A british trade union is trying to break into commercial newspaper production with a cooperatively funded weekly designed to challenge a rival regional publication.

The National Union of Journalists (NUJ) has launched a L250,000 ($506,000) expansion program for the Nottingham News, a weekly paper launched last February by a group of journalists after they had been dismissed during a strike with the management of the Nottingham Evening Post. Part of a widespread stoppage by provincial journalist members of the NUJ, the Nottingham Evening Post dispute hit the national headlines when its owner declared that he would never reinstate the 28 news staff dismissed last winter.

So, the dismissed journalists set up a 28- page weekly tabloid, selling the paper at street corners and trying to obtain advertising and reach a circulation of 12,000.

There is a sharp division of opinion in Nottingham about the newspaper dispute. Many people support the anti-union stand taken by the proprietor of the evening paper and say that he was right to dismiss staff for disobedience, but other citizens have backed the dissident journalists by switching Nottingham Evening Post subscriptions to the much smaller weekly Nottingham News.

The NUJ-backed weekly, which costs L2,000 ($4,500) to produce each edition, is said to be heavily subsidized by radical groups. It is reckoned that the new paper will only break even when its circulation reaches 20,000, almost twice its present readership.

The Nottingham News is being registered as a workers' co-operative, and the National Union of Journalists has appealed to the 1 million-strong Trades Union Congress (TUC) for practical support for an alternative labor press. Although a worker-controlled daily paper collapsed in Glasgow fairly recently after a long struggle for survival, the National Union of Journalists appears determined to go on with its venture in Nottingham.
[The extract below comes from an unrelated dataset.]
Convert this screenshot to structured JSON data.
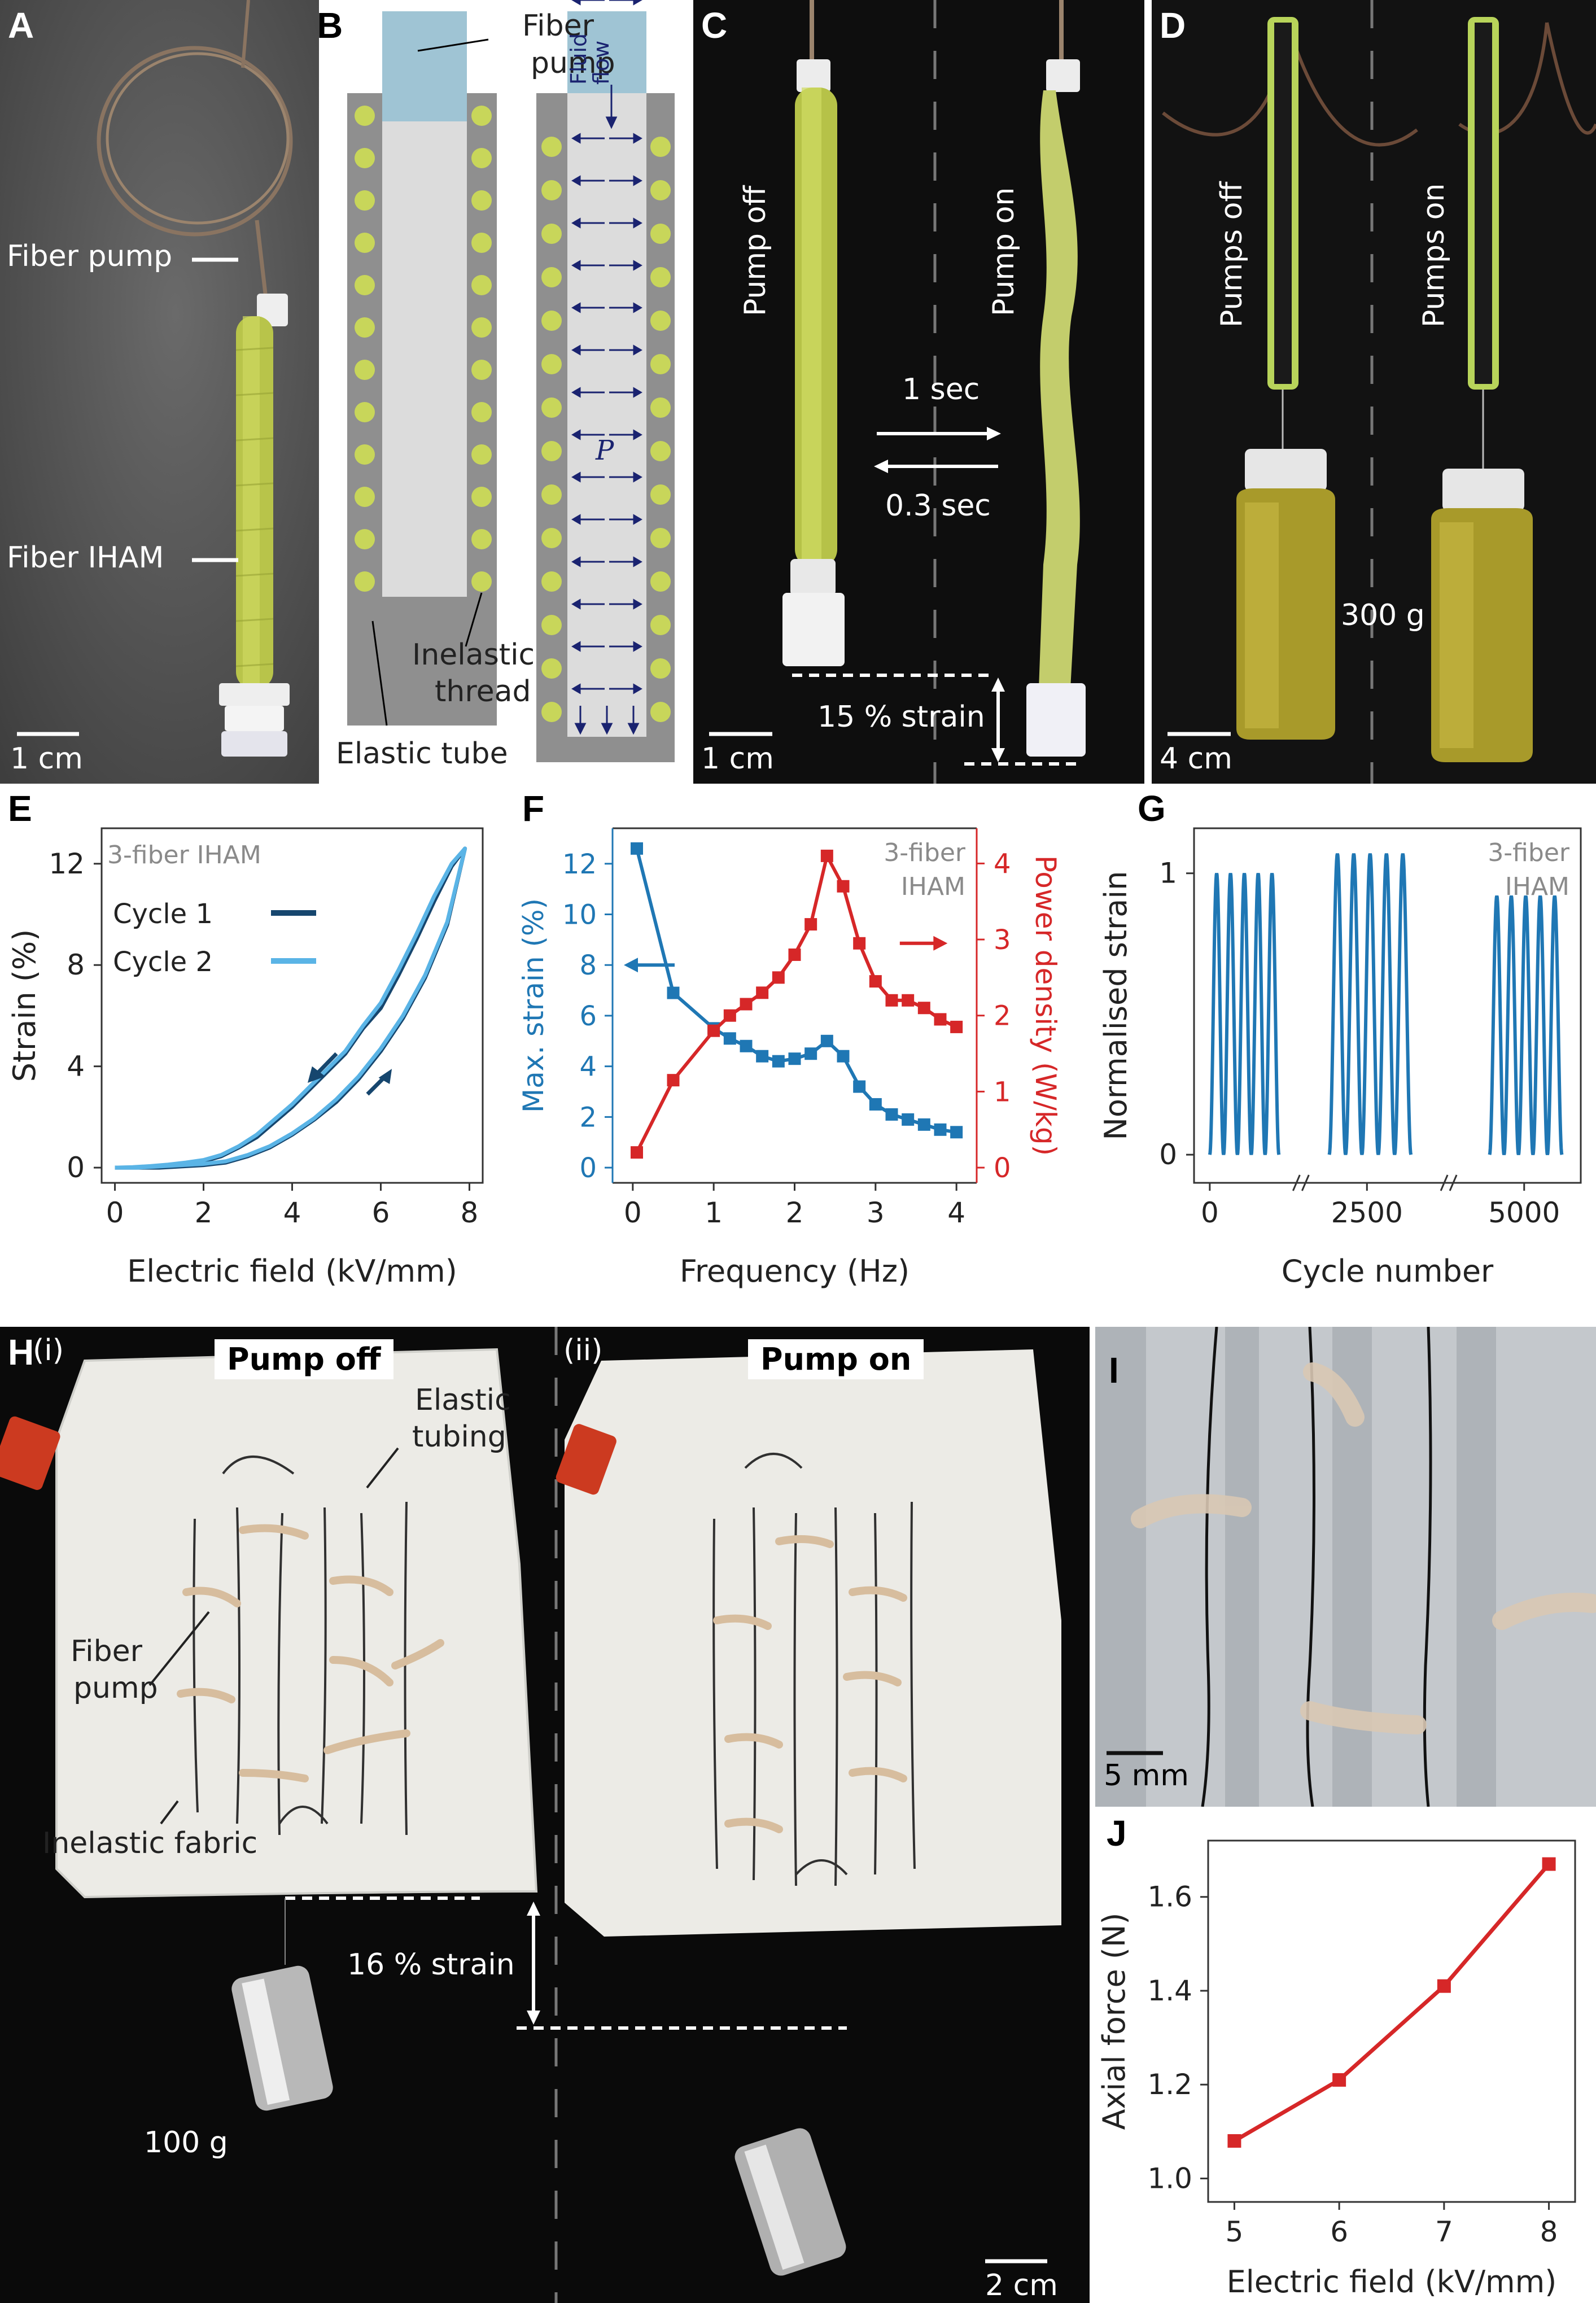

The NUJ has asked all of its members to contribute one day's pay toward the cooperative, and a full response would bring in L100,000 ($225,000). But business consultants have recently warned the journalists' union that the survival of the new paper depends upon much greater capital investment and commercial discipline.

The NUJ is hoping the strong suport the TUC has shown toward British newspaper unions will result in powerful labor support for the new cooperative weekly publication.